Slight deviations in the dynamics are compensated by the volume of the NOx accumulator which is large in comparison to the actual loading. In an operation with lambda=1 or richer, as occurs during idling for reasons of vehicle handling or during a full load for power reasons, the whole system is changed back into the condition with a completely emptied accumulator.
In preferred embodiments, the exhaust routing device between the outlet valve and the catalyst is to be designed such that a mixing of successive cylinder contents and thus a reduction of the concentration of the regenerating agent is precluded. This can be achieved by means of an elbow with a junction directly in front of the catalyst with constantly alternating regeneration cylinders. However, configurations are also conceivable in which the regeneration is always assigned to the same cylinder. There, it will be sufficient to carry out the exhaust routing to the catalyst separately for this cylinder.
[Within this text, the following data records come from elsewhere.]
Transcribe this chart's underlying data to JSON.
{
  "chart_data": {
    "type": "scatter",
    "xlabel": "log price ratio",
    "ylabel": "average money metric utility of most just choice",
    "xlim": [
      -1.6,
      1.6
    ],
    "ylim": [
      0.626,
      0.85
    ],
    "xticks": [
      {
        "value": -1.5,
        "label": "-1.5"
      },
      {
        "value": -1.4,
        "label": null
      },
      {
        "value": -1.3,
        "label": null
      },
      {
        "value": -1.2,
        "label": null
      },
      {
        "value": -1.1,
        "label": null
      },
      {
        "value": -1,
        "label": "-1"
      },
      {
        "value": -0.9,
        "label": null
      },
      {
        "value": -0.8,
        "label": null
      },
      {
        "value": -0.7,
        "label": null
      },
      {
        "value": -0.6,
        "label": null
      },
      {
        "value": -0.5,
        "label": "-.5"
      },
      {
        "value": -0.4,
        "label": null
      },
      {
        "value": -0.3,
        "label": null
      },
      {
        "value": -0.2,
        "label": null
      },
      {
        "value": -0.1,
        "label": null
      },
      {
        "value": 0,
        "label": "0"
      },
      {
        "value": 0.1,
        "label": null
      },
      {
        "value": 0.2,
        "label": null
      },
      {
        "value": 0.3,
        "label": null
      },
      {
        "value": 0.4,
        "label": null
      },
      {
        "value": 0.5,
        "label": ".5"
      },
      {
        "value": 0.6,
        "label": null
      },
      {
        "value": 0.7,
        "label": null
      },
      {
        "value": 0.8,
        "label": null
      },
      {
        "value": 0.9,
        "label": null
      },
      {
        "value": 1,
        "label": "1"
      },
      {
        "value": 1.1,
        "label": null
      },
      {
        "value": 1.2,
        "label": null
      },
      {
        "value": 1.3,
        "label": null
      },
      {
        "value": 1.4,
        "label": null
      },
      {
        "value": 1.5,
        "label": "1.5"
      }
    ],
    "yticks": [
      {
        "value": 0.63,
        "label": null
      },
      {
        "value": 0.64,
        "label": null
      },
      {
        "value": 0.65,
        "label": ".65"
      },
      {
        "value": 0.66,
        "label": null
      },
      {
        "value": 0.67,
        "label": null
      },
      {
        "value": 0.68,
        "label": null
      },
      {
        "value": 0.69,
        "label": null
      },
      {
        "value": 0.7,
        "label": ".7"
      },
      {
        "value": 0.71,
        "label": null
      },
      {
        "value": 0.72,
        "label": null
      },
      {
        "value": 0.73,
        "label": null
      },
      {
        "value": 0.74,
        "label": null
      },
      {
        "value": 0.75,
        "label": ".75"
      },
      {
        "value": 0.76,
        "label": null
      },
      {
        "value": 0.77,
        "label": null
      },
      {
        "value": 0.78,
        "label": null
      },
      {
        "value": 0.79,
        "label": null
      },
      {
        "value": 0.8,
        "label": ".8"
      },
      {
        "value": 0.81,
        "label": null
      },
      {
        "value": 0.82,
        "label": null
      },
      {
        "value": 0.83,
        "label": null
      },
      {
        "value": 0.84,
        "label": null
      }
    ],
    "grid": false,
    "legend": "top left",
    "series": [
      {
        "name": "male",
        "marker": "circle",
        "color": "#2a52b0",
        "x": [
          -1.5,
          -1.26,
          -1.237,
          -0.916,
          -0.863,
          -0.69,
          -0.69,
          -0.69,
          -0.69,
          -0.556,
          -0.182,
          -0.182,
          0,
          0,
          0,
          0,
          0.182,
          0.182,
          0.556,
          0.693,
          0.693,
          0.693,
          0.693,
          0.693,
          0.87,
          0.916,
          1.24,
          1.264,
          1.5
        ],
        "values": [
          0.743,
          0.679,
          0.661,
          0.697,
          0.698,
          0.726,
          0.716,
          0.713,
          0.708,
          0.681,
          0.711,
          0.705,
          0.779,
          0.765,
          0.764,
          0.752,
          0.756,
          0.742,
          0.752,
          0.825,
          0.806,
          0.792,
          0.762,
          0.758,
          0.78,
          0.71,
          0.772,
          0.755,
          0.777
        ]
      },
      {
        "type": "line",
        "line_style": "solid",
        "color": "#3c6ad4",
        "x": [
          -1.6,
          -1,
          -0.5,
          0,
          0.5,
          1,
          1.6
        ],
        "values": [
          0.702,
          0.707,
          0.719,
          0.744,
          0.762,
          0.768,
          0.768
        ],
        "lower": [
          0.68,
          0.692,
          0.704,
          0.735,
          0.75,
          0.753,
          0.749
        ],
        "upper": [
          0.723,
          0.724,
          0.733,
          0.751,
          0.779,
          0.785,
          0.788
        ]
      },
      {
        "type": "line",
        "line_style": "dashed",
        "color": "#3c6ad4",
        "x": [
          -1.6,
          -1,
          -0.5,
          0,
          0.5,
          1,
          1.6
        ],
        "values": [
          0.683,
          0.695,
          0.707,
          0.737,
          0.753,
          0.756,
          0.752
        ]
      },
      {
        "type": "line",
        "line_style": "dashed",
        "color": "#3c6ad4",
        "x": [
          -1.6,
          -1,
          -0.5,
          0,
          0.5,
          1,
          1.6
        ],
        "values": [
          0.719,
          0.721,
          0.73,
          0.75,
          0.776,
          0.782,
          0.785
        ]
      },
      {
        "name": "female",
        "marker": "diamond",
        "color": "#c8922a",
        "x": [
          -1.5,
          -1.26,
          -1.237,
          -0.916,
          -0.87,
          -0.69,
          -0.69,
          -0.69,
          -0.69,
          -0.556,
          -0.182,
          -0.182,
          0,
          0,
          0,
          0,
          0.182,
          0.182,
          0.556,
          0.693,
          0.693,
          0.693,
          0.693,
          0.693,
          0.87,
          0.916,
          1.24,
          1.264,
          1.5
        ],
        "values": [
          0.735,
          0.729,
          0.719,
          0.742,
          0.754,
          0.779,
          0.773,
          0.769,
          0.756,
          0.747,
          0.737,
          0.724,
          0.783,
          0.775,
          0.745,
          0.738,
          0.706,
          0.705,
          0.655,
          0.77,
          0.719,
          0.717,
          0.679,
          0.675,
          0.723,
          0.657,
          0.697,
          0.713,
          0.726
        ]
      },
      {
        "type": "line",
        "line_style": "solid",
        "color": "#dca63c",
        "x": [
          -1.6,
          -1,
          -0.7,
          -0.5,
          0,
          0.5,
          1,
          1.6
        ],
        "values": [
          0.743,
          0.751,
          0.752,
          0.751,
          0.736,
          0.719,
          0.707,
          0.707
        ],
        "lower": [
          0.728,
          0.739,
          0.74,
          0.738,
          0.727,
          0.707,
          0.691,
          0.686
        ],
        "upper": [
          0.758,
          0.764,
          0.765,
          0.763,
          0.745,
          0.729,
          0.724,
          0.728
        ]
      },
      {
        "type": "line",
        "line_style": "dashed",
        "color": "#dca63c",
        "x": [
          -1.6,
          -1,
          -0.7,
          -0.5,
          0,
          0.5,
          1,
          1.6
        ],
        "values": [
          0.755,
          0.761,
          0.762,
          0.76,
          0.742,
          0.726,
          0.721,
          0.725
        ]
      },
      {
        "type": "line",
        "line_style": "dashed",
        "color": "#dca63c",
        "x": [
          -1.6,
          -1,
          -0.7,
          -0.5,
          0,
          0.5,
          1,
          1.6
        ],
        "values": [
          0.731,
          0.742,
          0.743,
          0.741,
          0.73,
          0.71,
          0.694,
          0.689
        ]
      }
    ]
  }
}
The invention can be applied to diesel internal-combustion engines as well as to Otto internal-combustion engines.
In an alternative or supplementary manner, it may be required in the case of internal-combustion engines with a large number of cylinder and a corresponding overlapping of the outlet phases of the individual cylinders, to use, instead of a single operating cycle for the regeneration, two or more operating cycles for the regeneration which follow one another in the ignition sequence in order to preclude a mixing of successive cylinder contents of different cylinders. This will correspondingly increase the number of intermediate operating cycles with NOx accumulation.
Finally, the number of operating cycles required for the regeneration also depends on the inertia of the NOx accumulator and the inertia of the catalyst so that, also for this reason, two or more operating cycles which follow one another in the ignition sequence may be required for the regeneration.